Race: August 2006 Archives

Here's a really stupid argument:

1. Term X can be used in a racist way.
2. Other uses of Term X are therefore racist.

It's got to be one of the poorest excuses to call someone a racist I've ever seen. Yet people insist on doing it to unsuspecting politicians or other public figures. It's for this reason that Governor Mitt Romney of Massachussetts has been bamboozled into apologizing for an action that is in no way wrong. Tony Snow has also been criticized for using the same expression in its original, non-racial sense. A tar baby is generally a sticky situation, and nothing about race is implied by this use of the term. It's origins come from an African folk tale, and its function in accounts of sticky situations has continued undisturbed by those who ignorantly coopted it for racist purposes. In the northeast, where Romney is governor, most people have probably never even heard of the racist use of the expression, and those who do encounter it might easily forget it as so far out of their vocabulary that it doesn't enter long-term memory.
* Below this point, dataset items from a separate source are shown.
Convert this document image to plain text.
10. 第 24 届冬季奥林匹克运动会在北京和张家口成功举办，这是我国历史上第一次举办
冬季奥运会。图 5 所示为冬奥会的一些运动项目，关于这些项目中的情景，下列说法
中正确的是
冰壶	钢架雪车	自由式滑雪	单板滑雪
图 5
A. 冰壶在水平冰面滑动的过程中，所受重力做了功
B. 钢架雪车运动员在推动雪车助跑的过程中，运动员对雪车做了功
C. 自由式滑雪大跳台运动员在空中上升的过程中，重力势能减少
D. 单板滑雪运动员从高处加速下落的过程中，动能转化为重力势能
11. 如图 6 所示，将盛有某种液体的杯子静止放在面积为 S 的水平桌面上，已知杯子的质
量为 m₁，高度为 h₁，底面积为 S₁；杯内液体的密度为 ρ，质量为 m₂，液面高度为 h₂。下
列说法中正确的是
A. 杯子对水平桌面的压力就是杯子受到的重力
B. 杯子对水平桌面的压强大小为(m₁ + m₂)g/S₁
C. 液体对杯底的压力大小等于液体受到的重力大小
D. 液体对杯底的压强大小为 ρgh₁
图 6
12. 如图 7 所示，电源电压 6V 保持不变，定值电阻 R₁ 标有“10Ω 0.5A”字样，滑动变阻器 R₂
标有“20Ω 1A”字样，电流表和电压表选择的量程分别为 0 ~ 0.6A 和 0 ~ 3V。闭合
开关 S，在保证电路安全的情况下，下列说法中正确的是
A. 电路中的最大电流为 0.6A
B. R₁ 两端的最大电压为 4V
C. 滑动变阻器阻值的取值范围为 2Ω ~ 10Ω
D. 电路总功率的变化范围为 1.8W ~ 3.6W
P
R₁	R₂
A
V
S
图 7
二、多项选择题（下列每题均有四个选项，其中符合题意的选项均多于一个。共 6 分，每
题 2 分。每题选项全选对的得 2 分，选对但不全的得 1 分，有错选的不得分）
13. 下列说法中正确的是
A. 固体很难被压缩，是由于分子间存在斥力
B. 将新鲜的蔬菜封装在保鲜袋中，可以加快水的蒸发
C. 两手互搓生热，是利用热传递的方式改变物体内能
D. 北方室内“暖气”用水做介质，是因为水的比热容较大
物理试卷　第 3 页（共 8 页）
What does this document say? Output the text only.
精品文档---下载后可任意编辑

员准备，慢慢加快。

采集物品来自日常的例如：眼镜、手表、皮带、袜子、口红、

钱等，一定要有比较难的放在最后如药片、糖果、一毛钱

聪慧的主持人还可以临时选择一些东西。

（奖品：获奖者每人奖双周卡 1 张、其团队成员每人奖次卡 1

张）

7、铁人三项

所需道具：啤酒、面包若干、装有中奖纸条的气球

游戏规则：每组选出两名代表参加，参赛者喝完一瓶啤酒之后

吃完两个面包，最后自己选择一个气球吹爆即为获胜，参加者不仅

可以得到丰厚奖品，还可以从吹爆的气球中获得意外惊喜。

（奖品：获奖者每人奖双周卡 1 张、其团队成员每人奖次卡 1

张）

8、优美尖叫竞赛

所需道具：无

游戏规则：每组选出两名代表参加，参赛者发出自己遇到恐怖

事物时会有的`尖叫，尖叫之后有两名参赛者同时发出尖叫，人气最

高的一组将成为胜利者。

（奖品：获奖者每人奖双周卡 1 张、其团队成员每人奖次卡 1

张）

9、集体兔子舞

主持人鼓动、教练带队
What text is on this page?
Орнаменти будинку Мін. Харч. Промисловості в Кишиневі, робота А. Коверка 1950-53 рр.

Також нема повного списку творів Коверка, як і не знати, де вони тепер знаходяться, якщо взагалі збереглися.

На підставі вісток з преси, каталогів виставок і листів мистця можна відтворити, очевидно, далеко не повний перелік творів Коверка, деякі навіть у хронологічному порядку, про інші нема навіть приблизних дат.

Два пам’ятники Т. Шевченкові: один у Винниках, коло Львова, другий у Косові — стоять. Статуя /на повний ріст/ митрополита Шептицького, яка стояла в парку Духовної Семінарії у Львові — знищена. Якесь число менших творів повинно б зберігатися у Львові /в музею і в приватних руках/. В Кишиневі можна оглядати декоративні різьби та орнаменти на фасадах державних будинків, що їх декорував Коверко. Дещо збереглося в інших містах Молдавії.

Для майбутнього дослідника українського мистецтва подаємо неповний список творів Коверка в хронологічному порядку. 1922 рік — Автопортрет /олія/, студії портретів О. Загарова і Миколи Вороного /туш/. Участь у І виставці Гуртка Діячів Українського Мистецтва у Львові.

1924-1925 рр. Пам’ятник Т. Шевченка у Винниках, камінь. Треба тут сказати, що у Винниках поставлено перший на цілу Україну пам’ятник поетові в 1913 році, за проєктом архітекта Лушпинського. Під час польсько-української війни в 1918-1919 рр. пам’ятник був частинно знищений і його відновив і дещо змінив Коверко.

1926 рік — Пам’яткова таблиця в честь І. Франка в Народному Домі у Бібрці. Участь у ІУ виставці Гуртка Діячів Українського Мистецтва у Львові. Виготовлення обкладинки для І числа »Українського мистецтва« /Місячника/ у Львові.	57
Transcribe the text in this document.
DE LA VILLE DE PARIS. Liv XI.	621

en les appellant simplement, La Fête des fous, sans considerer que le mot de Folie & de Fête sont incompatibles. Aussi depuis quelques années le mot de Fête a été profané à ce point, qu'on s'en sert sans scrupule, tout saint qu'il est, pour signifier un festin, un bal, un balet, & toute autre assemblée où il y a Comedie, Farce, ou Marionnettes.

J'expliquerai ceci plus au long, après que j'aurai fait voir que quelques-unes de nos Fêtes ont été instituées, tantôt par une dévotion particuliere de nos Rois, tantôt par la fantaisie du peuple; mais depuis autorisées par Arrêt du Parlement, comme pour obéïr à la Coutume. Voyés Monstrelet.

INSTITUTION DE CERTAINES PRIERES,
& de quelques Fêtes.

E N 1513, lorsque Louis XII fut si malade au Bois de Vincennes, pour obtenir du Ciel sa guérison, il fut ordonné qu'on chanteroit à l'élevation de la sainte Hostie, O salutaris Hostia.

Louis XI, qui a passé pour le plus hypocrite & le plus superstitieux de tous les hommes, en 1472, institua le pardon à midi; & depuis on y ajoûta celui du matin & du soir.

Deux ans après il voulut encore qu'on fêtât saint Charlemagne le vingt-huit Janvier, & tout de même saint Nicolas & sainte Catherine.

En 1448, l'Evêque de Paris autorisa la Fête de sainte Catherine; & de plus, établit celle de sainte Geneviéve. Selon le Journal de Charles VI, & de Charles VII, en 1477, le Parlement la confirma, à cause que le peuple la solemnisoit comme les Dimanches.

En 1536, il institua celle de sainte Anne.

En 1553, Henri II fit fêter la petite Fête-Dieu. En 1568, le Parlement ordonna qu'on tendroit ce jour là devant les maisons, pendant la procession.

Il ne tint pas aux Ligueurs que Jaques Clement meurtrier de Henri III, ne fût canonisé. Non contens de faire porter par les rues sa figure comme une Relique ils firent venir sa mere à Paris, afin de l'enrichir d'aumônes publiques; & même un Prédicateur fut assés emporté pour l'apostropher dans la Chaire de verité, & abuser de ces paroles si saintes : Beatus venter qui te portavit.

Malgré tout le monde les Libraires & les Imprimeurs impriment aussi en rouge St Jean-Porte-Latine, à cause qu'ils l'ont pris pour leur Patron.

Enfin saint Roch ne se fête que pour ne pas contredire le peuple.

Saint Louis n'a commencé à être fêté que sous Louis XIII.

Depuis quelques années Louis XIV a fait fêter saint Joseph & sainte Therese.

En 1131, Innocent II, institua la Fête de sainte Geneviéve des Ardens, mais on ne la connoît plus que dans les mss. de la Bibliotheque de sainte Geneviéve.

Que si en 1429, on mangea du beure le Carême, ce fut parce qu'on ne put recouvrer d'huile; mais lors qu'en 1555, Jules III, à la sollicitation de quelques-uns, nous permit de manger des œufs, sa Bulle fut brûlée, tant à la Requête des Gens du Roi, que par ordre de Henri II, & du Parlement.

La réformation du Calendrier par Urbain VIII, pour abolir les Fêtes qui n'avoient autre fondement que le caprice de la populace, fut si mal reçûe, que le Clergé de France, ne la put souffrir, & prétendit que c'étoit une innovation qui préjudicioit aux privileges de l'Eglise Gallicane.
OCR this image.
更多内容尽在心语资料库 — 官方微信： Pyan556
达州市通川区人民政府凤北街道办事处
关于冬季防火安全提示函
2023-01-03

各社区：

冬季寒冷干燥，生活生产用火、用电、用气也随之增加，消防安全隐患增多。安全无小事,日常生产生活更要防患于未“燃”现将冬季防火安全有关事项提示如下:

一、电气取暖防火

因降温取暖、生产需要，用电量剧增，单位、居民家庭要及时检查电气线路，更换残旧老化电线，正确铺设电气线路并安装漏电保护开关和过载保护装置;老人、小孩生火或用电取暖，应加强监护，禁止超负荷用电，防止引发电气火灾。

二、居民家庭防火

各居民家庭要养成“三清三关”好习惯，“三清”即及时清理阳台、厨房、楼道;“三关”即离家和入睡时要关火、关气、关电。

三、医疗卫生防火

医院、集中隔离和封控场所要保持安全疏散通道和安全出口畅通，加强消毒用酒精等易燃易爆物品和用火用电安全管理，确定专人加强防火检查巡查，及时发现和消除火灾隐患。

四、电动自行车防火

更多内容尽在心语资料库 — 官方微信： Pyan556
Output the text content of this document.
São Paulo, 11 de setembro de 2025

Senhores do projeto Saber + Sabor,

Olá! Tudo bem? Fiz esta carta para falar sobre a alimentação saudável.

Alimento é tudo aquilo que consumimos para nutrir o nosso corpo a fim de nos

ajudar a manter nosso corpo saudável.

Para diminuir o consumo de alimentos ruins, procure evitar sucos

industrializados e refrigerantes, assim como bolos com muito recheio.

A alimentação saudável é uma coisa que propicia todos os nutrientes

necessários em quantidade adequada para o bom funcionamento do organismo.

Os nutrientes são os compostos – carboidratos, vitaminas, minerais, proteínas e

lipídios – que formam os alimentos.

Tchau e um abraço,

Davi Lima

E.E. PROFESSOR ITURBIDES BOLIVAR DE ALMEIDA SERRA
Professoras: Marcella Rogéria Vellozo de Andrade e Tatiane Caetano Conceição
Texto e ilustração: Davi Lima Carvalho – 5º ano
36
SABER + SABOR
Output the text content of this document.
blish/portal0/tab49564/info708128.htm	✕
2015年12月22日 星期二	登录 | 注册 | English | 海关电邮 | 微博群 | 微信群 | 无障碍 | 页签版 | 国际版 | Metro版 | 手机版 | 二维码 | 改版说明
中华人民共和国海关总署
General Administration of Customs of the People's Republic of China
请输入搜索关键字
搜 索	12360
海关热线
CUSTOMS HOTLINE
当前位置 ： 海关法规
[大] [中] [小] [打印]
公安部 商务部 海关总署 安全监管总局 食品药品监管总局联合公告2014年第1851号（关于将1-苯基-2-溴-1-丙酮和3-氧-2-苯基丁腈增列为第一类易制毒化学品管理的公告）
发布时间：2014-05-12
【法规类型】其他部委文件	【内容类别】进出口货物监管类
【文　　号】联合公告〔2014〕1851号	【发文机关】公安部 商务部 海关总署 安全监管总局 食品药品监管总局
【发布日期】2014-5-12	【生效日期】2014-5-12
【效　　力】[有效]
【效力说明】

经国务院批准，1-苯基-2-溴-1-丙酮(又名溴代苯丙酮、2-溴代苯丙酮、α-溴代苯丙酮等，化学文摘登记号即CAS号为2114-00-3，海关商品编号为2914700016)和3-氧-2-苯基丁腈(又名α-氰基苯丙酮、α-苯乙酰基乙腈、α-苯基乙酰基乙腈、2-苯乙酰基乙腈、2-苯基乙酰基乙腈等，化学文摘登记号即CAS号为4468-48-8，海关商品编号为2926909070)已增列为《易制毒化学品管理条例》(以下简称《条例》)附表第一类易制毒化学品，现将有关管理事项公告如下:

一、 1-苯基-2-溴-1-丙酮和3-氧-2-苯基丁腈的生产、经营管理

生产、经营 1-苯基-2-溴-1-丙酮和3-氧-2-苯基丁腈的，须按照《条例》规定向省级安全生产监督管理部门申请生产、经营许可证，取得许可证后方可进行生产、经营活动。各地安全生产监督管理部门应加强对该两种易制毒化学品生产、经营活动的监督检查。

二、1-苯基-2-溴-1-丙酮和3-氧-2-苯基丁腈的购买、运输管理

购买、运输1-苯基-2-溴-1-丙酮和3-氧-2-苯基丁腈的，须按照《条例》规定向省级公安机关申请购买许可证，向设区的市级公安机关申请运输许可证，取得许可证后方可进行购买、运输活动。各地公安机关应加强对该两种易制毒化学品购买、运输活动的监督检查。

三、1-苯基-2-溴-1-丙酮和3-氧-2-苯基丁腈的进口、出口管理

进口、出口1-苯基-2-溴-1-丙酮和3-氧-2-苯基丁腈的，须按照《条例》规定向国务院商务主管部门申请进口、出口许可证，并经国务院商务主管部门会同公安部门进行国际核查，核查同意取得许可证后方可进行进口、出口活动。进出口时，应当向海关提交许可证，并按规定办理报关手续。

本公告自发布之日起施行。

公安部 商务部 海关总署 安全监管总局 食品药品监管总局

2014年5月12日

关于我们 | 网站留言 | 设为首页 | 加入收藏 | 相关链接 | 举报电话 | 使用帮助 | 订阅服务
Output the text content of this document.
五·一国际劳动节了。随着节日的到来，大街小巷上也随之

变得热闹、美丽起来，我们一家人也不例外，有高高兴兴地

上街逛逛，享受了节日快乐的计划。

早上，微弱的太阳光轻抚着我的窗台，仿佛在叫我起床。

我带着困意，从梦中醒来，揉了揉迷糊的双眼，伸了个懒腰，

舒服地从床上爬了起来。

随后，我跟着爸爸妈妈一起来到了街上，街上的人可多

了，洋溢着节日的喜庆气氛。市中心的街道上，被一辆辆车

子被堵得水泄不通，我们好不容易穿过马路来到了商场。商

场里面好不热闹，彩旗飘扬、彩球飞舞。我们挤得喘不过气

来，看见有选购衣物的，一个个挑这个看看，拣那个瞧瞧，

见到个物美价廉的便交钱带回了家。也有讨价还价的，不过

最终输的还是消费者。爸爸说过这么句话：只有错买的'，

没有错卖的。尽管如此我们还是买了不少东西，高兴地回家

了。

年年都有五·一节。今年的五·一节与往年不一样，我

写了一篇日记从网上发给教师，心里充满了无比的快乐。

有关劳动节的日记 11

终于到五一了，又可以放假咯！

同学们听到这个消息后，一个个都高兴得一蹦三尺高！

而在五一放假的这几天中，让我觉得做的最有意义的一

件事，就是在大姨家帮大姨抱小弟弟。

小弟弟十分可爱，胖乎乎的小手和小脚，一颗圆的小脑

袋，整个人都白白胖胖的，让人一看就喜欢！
Another example I've encountered (in this case only very recently) is "call a spade a spade", which simply means to identify something for what it is. Some racists in the South have apparently called black people spades as a derogatory term. Since I've never hung out with those people, it never would have occurred to me that someone would do so. Why should an uncommon use of a term in a localized region, a use I've never even heard of, make my use of a perfectly normal idiom somehow immoral? Those who treat such statements as racist seem to me to be linguistically unaware at best and incapable of moral reasoning at worst.